The key is combining structured home support with coordinated medical oversight — not choosing one or the other.
Why Families Choose Comfort Keepers
Families choose us because we do more than explain limitations — we build solutions.
We provide:
State-licensed, professionally supervised care
Structured care planning and ongoing oversight
Transparent communication about funding options
Long-term care insurance assistance
Dementia-specific care approaches
Backup and 24-hour stabilization options
Integration with community and Medicare-supported programs
Our role is to be the steady voice in a confusing system.
Whether care begins as private pay, Medicaid-eligible, or integrated with GUIDE dementia support, we focus on one goal:
Creating a safe and sustainable plan at home.
Frequently Asked Questions
Does Medicare pay for a caregiver to help with bathing and dressing?
No. Traditional Medicare does not cover ongoing personal care services such as bathing, dressing, or supervision. It typically covers short-term skilled services only.
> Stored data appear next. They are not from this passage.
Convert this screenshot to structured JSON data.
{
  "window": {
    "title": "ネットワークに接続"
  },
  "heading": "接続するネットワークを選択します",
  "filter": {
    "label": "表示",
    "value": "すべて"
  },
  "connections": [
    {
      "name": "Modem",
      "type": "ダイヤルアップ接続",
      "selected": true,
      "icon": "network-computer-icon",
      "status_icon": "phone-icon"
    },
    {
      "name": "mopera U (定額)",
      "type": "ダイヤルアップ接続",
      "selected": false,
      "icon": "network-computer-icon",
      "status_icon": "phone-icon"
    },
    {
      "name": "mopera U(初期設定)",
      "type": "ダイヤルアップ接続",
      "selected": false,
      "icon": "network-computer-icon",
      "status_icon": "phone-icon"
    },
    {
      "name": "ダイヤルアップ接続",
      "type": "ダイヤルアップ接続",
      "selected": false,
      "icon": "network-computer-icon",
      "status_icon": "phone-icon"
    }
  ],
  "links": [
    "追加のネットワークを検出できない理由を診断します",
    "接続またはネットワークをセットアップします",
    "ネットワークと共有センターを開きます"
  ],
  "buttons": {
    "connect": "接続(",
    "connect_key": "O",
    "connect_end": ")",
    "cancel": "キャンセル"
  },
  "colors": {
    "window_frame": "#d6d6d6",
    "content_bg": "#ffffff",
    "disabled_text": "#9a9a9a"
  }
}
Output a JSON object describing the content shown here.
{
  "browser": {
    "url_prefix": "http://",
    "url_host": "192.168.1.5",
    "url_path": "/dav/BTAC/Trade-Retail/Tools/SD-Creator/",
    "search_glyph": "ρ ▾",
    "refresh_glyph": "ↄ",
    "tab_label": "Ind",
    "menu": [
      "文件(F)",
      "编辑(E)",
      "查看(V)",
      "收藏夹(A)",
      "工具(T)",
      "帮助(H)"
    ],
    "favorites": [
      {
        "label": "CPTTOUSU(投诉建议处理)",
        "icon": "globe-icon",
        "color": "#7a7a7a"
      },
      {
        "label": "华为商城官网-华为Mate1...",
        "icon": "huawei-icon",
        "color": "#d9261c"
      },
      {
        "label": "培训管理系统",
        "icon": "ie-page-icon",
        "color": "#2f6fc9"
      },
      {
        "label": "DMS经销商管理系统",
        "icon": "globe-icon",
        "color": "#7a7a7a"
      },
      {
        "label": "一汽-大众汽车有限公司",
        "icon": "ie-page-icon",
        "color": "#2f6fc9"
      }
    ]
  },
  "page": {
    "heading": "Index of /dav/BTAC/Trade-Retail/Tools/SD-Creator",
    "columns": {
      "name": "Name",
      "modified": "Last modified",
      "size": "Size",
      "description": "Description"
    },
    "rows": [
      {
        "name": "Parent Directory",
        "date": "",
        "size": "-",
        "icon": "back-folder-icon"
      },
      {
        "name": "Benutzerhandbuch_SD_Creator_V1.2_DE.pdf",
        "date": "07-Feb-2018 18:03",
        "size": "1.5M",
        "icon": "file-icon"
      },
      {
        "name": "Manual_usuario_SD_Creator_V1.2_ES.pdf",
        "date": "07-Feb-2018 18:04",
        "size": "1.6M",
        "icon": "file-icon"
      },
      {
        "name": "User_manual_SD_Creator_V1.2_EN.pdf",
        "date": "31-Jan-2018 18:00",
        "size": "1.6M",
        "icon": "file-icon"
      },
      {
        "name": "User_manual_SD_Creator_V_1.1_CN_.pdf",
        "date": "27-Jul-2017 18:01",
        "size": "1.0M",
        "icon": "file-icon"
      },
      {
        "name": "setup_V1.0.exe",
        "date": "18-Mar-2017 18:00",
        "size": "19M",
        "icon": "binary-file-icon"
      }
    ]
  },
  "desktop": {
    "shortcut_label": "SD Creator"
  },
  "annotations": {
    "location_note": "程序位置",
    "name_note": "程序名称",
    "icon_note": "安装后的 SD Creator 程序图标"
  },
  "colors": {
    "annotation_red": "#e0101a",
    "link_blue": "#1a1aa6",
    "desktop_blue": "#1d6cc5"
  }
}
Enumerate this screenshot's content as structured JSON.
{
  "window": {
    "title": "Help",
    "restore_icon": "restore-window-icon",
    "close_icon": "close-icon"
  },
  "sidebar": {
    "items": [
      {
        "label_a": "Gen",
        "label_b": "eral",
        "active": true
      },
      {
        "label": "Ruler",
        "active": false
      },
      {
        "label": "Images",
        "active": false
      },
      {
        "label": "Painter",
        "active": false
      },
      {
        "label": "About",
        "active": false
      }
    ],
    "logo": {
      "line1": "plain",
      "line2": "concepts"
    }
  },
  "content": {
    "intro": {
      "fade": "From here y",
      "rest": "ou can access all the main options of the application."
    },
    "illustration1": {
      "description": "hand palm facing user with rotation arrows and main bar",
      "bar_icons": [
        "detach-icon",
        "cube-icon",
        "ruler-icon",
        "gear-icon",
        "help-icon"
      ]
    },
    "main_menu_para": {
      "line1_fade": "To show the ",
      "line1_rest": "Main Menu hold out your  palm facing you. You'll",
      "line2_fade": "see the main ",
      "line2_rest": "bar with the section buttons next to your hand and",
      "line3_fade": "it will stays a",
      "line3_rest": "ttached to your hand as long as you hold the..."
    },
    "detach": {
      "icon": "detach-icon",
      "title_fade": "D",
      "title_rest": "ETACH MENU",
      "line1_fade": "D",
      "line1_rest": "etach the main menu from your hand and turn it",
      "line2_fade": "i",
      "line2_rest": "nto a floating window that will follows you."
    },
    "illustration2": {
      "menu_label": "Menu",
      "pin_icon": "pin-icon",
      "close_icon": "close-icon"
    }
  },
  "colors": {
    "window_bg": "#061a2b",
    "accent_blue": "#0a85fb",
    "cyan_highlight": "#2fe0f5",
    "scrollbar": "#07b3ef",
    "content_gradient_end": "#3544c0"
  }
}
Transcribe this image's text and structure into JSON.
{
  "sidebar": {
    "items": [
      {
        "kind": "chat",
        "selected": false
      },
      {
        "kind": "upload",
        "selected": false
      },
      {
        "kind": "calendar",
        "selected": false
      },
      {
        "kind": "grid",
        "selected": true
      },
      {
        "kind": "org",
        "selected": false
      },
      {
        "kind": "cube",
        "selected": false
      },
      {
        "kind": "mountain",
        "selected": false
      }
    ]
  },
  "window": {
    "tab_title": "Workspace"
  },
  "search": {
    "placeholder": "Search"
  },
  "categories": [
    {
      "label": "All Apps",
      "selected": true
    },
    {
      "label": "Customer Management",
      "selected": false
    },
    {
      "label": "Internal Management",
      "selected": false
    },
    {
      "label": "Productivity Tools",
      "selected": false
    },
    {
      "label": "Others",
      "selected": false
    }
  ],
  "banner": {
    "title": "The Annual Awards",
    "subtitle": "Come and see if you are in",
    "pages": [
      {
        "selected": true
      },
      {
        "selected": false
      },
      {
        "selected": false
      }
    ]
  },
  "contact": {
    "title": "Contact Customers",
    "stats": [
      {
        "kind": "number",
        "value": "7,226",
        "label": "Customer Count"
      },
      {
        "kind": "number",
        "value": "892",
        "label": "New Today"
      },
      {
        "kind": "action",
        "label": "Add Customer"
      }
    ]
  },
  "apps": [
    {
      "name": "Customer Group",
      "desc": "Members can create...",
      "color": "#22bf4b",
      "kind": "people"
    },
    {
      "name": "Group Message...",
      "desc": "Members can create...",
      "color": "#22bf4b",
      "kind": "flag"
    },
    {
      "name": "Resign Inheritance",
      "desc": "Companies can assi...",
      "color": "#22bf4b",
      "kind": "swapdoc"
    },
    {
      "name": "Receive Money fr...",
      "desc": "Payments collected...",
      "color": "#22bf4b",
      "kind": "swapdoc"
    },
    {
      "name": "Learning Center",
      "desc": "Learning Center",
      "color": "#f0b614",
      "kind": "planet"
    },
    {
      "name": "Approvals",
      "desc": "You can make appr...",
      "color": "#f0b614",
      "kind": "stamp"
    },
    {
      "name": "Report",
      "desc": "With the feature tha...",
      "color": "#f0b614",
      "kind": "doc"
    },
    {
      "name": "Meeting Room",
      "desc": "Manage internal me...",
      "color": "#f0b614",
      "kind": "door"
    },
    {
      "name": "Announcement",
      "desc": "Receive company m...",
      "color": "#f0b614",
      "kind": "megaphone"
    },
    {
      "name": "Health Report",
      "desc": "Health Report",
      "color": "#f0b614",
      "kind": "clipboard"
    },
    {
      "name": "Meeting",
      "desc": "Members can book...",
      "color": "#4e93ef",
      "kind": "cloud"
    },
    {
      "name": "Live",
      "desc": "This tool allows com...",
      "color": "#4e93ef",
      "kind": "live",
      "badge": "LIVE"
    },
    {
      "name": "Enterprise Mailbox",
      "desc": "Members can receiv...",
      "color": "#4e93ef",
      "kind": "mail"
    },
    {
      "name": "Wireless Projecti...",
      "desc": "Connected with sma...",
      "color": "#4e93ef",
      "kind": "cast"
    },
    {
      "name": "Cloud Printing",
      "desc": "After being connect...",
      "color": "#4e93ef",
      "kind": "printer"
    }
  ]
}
What is the difference between home health and home care?
Home health provides medical services such as nursing and therapy, often billed to Medicare.
Home care provides non-medical support such as bathing, meal preparation, companionship, and dementia supervision.
Who qualifies for Medicaid home care?
Eligibility is based on income, assets, and medical necessity. Applicants must meet financial thresholds and complete a state assessment process.
Do you help with long-term care insurance claims?
Yes. We assist families with documentation, care plans, and billing formats required for reimbursement.
What is the CMS GUIDE Model?
The CMS GUIDE Model is a Medicare dementia care initiative that supports care coordination, caregiver education, and respite planning. It enhances dementia care management but does not replace hands-on personal care services.
How quickly can services begin?
In many cases, services can begin within 24–48 hours, depending on care needs and availability.